What does an executor of the estate do?

What does an executor of the estate do?

A will commonly names an executor of the estate. If not, then the probate court may appoint one. Regardless of how someone becomes an executor in Maryland, the duty remains the same. The executor serves as an administrator for the deceased person who wrote the will. The executor then has numerous duties to perform. Not everyone named as an executor may know what the job entails, so taking steps to learn the primary duties may prove valuable.

Immediate steps to take

Distributing assets left to beneficiaries is not the only duty an executor handles. Among the very first steps the executor performs is procuring the will. The will needs to go to the probate court to open the estate. The executor must also procure documentation to prove that he or she serves in an official capacity and may act on the estate’s behalf.
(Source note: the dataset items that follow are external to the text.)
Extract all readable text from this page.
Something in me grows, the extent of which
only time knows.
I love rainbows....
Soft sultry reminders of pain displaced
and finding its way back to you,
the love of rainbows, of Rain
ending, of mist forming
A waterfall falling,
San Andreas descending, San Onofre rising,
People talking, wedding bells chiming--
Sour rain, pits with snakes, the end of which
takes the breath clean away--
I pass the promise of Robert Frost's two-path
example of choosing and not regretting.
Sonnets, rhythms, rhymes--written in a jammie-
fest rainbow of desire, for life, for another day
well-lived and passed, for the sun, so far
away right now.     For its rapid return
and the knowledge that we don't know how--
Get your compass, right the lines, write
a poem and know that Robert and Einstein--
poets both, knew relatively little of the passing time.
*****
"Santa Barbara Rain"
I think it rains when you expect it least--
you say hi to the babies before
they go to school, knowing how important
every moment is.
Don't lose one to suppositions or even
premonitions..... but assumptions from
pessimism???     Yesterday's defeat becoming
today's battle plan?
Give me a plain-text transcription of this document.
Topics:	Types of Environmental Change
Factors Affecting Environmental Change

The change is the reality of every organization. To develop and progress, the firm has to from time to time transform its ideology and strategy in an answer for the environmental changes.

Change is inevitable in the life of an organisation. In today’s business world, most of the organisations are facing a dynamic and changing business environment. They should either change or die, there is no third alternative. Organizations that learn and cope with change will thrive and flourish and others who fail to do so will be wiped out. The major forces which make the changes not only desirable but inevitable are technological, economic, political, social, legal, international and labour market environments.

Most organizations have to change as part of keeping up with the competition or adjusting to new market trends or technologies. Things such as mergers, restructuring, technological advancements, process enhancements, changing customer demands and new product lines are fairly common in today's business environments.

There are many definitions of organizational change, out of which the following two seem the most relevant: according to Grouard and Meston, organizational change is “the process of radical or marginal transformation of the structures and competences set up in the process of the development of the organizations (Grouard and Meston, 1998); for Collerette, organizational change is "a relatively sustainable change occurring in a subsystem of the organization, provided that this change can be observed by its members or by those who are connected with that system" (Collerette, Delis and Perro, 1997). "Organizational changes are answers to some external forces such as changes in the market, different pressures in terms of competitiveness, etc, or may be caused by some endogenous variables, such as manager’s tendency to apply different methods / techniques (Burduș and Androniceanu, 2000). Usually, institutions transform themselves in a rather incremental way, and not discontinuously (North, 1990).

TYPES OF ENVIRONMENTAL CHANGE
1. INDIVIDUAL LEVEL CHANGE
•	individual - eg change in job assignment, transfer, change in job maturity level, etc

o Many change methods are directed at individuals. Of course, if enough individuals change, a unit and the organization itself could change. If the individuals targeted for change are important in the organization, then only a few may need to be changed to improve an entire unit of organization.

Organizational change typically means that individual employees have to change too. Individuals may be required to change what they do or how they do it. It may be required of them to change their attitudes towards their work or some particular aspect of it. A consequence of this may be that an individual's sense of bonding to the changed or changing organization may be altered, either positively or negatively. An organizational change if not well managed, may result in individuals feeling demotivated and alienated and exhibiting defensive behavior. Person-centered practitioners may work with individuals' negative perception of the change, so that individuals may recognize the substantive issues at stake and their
The executor would need copies of the decedent’s death certificate to perform several actions. It becomes necessary to report the passing of the decedent to various entities. These entities include utility services, bank accounts, credit cards and more.

Paying debts and distributing assets

The estate must pay off the debts left by the estate. The executor may use assets to pay taxes, loans, liens and any other obligations the decedent had. Liquidating property might become necessary. Significant research may be essential to determine all the debts, assets, obligations and property that the deceased possessed.

Distributing assets to heirs is another essential step, and there are more. The probate court requires reports, and there may be tax filing requirements. Keeping track of all expenses associated with performing these duties might be needed as well.

Hiring an attorney to assist with the many steps of estate administration may be vital to probating the estate properly. An attorney might help with moving the process forward without delays.